Dat er ampel ruimte is om creatief te kwetteren bij wat de geboren Brabander vrolijk de Boerenbond heeft gedoopt, blijkt alleen al uit de eigenaardige bezetting van dit ensemble: drie blazers en een vibrafonist. Geen traditionele ritmesectie dus, zelfs geen pianist om een stabiel harmonisch fundament onder de stukken te leggen – of de andere spelers in de weg te zitten. De ontdekking dat een vibrafoon in minder vastgelegde muzikale contexten door zijn ‘opener’ geluid een bruikbaarder instrument kan zijn dan de doorgaans massiever klinkende piano, stamt al van Eric Dolphy, maar met zo een overdaad aan blazers dreigen die heldere klanken vanavond aanvankelijk wel even ondergesneeuwd te raken onder alle toetergeweld.

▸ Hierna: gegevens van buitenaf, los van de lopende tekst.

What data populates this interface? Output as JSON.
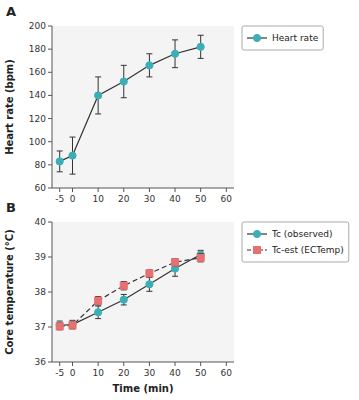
{
  "chart_data": [
    {
      "type": "line",
      "title": "A",
      "ylabel": "Heart rate (bpm)",
      "x": [
        -5,
        0,
        10,
        20,
        30,
        40,
        50
      ],
      "series": [
        {
          "name": "Heart rate",
          "color": "#3AAFB5",
          "marker": "circle",
          "line_style": "solid",
          "values": [
            83,
            88,
            140,
            152,
            166,
            176,
            182
          ],
          "errors": [
            9,
            16,
            16,
            14,
            10,
            12,
            10
          ]
        }
      ],
      "color": "#333333",
      "xlim": [
        -8,
        63
      ],
      "xticks": [
        -5,
        0,
        10,
        20,
        30,
        40,
        50,
        60
      ],
      "ylim": [
        60,
        200
      ],
      "yticks": [
        60,
        80,
        100,
        120,
        140,
        160,
        180,
        200
      ],
      "grid": false,
      "legend": "right"
    },
    {
      "type": "line",
      "title": "B",
      "ylabel": "Core temperature (°C)",
      "xlabel": "Time (min)",
      "x": [
        -5,
        0,
        10,
        20,
        30,
        40,
        50
      ],
      "series": [
        {
          "name": "Tc (observed)",
          "color": "#3AAFB5",
          "marker": "circle",
          "line_style": "solid",
          "values": [
            37.05,
            37.07,
            37.42,
            37.78,
            38.22,
            38.67,
            39.07
          ],
          "errors": [
            0.12,
            0.12,
            0.18,
            0.15,
            0.2,
            0.22,
            0.12
          ]
        },
        {
          "name": "Tc‑est (ECTemp)",
          "color": "#E87070",
          "marker": "square",
          "line_style": "dashed",
          "values": [
            37.02,
            37.05,
            37.75,
            38.18,
            38.53,
            38.85,
            38.98
          ],
          "errors": [
            0.1,
            0.1,
            0.12,
            0.12,
            0.1,
            0.1,
            0.12
          ]
        }
      ],
      "color": "#333333",
      "xlim": [
        -8,
        63
      ],
      "xticks": [
        -5,
        0,
        10,
        20,
        30,
        40,
        50,
        60
      ],
      "ylim": [
        36,
        40
      ],
      "yticks": [
        36,
        37,
        38,
        39,
        40
      ],
      "grid": false,
      "legend": "right"
    }
  ]
}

Eric Boeren’s Boerenbond behaagt mens en dier
Internationaal kwartet vult Paradox met ongewone geluiden
Wanneer wij vroeger in de woonkamer van ons oude studentenhuis een plaatje opzetten waarop veel vrij getoeter te horen was (Captain Beefhearts ‘Trout Mask Replica’ of Ornette Colemans ‘Free Jazz’ bijvoorbeeld), luidde het geamuseerde commentaar van aanwaaiende huisgenoten vaak: “Ah, weer boerderijmuziek aan het luisteren?” Met een achternaam als Boeren (‘nomen est omen’) en een grote vaardigheid op trompet zou je natuurlijk wel gek zijn om je niet op een dergelijk genre te storten, dus mocht het eigenlijk nauwelijks verbazen dat we afgelopen woensdag in Paradox een fraaie proeve van deze bijzondere muzieksoort voorgeschoteld kregen.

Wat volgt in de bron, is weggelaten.